Du mercure est mélangé à de l’eau
dans laquelle sont placés les sédiments qui contiennent des particules d’or.
Le mercure s’amalgame avec l’or mais pas avec les autres éléments. La
structure argentée qu’on obtient de ce mélange est ensuite réchauffée
au-dessus d’une flamme pour que l’or puisse être séparé du mercure. Non
seulement l’eau est rendue toxique par ce procédé, du poison est aussi libéré
dans l’air pendant le processus d’affinage.
Les niveaux de mercure de la
région de Madre de Dios sont célèbres pour être
très élevés. Les populations locales s’avèrent pourtant incapables d’effectuer
des changements en matière de pratiques d’exploitation.
Lorsque des sédiments
contenant du mercure sont rejetés dans les rivières, ils sont absorbés par l’écosystème
sous forme de composé organique, le méthylmercure. Lorsqu’il
est digéré par des poissons, les gens se retrouvent exposés à des niveaux de
mercure près d’un million de fois plus élevé que ceux présents dans l’eau de
laquelle proviennent ces poissons. L’Organisation mondiale pour la santé
estime que les enfants nés dans la région présentent des niveaux de mercure
cinq fois plus élevés que les niveaux considérés inoffensifs. Ceux qui vivent
dans les zones urbaines proches de zones polluées présentent des niveaux de
mercure deux fois plus importants.
Qu’est-ce qui est fait pour contrer le problème ?
Dans un article du jour publié
la semaine dernière, j’expliquais comment le gouvernement péruvien en est
arrivé à prendre la décision de placer des explosifs dans les mines
clandestines pour tenter de mettre fin à ces activités. Cette décision n’a
rien de nouveau. En avril, 400 camions ont été détruits par les autorités,
qui ont également dynamité 13 raffineries clandestines évaluées à plus de 30
millions de dollars dans la zone côtière de Chala
et Nazca. Deux tonnes d’or ont aussi été saisies.
En février, le gouvernement
péruvien a établi un couloir de 500.000 hectares réservé à l'exploitation minière
dans la région de Madre de Dios, dans l’espoir que
cette zone plus restreinte s’avère plus facile à contrôler.
L’Organisation pour la
préservation de l’Amazonie rapporte que le gouvernement s’est engagé à
réduire les activités minières clandestines à Madre de Dios
de 70% d’ici juillet, et de 100% avant décembre. Tous les mineurs ne pourront
pas être découragés. Ils pourront demander à être formalisés et s’engager
dans un processus d’un an qui, selon nature.com, consiste en l’établissement
d’un projet de travail, d’une étude de leur impact environnemental et de la
préparation d’un programme d’assainissement.

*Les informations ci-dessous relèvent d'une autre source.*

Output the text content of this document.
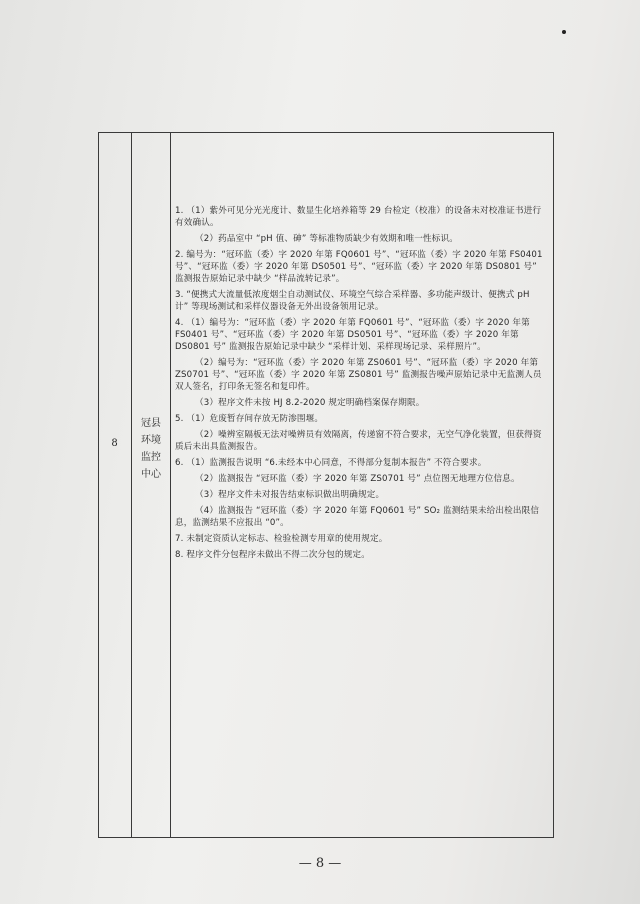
8
冠县
环境
监控
中心

1. （1）紫外可见分光光度计、数显生化培养箱等 29 台检定（校准）的设备未对校准证书进行有效确认。

（2）药品室中 “pH 值、砷” 等标准物质缺少有效期和唯一性标识。

2. 编号为：“冠环监（委）字 2020 年第 FQ0601 号”、“冠环监（委）字 2020 年第 FS0401 号”、“冠环监（委）字 2020 年第 DS0501 号”、“冠环监（委）字 2020 年第 DS0801 号” 监测报告原始记录中缺少 “样品流转记录”。

3. “便携式大流量低浓度烟尘自动测试仪、环境空气综合采样器、多功能声级计、便携式 pH 计” 等现场测试和采样仪器设备无外出设备领用记录。

4. （1）编号为：“冠环监（委）字 2020 年第 FQ0601 号”、“冠环监（委）字 2020 年第 FS0401 号”、“冠环监（委）字 2020 年第 DS0501 号”、“冠环监（委）字 2020 年第 DS0801 号” 监测报告原始记录中缺少 “采样计划、采样现场记录、采样照片”。

（2）编号为：“冠环监（委）字 2020 年第 ZS0601 号”、“冠环监（委）字 2020 年第 ZS0701 号”、“冠环监（委）字 2020 年第 ZS0801 号” 监测报告噪声原始记录中无监测人员双人签名，打印条无签名和复印件。

（3）程序文件未按 HJ 8.2-2020 规定明确档案保存期限。

5. （1）危废暂存间存放无防渗围堰。

（2）噪辨室隔板无法对噪辨员有效隔离，传递窗不符合要求，无空气净化装置，但获得资质后未出具监测报告。

6. （1）监测报告说明 “6.未经本中心同意，不得部分复制本报告” 不符合要求。

（2）监测报告 “冠环监（委）字 2020 年第 ZS0701 号” 点位图无地理方位信息。

（3）程序文件未对报告结束标识做出明确规定。

（4）监测报告 “冠环监（委）字 2020 年第 FQ0601 号” SO₂ 监测结果未给出检出限信息，监测结果不应报出 “0”。

7. 未制定资质认定标志、检验检测专用章的使用规定。

8. 程序文件分包程序未做出不得二次分包的规定。

— 8 —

Seuls 4.000 mineurs se sont
présentés avant la date limite du 13 juin pour demander à être formalisés.
Voilà qui suggère que les autres n’ont pas cette intention. Ceux qui ne se
plieront pas aux nouvelles régulations peuvent courir une peine de 10 ans d’emprisonnement,
bien qu’il puisse s’agir là de menaces en l’air au vu de la richesse et du
pouvoir de certaines organisations clandestines.

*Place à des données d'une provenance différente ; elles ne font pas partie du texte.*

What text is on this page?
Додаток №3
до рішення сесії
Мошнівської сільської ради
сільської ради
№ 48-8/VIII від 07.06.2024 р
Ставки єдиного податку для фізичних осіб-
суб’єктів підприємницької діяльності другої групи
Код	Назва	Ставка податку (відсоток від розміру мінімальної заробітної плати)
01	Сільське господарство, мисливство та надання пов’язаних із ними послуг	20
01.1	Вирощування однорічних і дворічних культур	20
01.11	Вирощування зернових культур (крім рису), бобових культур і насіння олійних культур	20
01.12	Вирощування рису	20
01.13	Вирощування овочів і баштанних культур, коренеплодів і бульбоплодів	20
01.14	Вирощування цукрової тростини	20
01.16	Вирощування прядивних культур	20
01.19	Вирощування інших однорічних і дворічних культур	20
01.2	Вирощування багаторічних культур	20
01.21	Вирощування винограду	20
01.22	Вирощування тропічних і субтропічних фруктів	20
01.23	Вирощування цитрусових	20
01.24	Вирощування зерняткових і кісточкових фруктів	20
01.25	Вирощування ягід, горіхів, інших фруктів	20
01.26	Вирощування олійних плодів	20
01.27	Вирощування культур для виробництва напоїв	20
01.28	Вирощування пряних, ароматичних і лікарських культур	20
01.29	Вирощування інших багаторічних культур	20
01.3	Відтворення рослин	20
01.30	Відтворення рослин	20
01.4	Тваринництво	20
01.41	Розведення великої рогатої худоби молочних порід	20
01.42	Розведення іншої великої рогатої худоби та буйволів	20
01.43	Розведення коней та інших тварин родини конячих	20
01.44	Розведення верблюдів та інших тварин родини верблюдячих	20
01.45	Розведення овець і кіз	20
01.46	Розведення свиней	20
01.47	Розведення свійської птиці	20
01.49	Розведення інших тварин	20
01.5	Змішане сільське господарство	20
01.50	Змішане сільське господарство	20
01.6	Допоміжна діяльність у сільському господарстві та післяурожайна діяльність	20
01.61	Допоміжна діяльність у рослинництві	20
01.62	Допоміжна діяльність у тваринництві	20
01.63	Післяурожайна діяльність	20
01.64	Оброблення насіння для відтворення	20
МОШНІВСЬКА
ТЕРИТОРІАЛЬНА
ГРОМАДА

Mon investissement s’en trouve-t-il affecté ?
Comme nous l’avons déjà
précisé dans un article plus ancien, chez The Real Asset
Company, nous n’achetons de l’or qu’auprès de
raffineries certifiées par le LBMA, notamment Valcambi.
Afin de recevoir une telle accréditation, une raffinerie doit se plier aux
normes établies par Responsible Gold, qui visent à
prévenir de l’or clandestin ou en provenance de zones de conflit d’intégrer
le système.
Vers la fin du documentaire,
le journaliste était visiblement troublé d’avoir été témoin et pris part à
des activités minières clandestines artisanales. Il a déploré le fait que
tout cela ne soit fait que pour remettre des tonnes d’or dans un coffre
souterrain parce que nous ne sommes pas capables de trouver un autre moyen de
supporter notre économie.
La majorité d’entre vous n’ont
pas besoin que je leur apprenne pourquoi nous ne soutenons notre économie
grâce à rien d’autre que la dette. Si c’était vraiment le cas, pourquoi
aurions-nous tant besoin d’or ? Pourquoi continuerions-nous d’en
demander après des milliers d’années, et pourquoi en porterions-nous le prix
à un niveau tel que des pères de famille soient prêts à s’empoisonner pour
nous en vendre ? Parce que l’or est la devise ultime. Parce qu’il
transcende frontières et cultures et a pu survivre les épreuves du temps.
Je n’essaie en rien de dire
que les gens devraient mettre leur vie en danger, que ce soit leur santé ou
leur liberté, pour obtenir de l’or. L’exploitation minière, légale ou non,
est destructrice. En tant qu’investisseurs, nous avons le devoir de nous
assurer que nous ne supportons pas de pratiques porteuses de tant de dégâts.
Nous devrions soutenir les programmes d’éducation et les projets qui visent à
encourager des formes plus durables d’exploitation minière.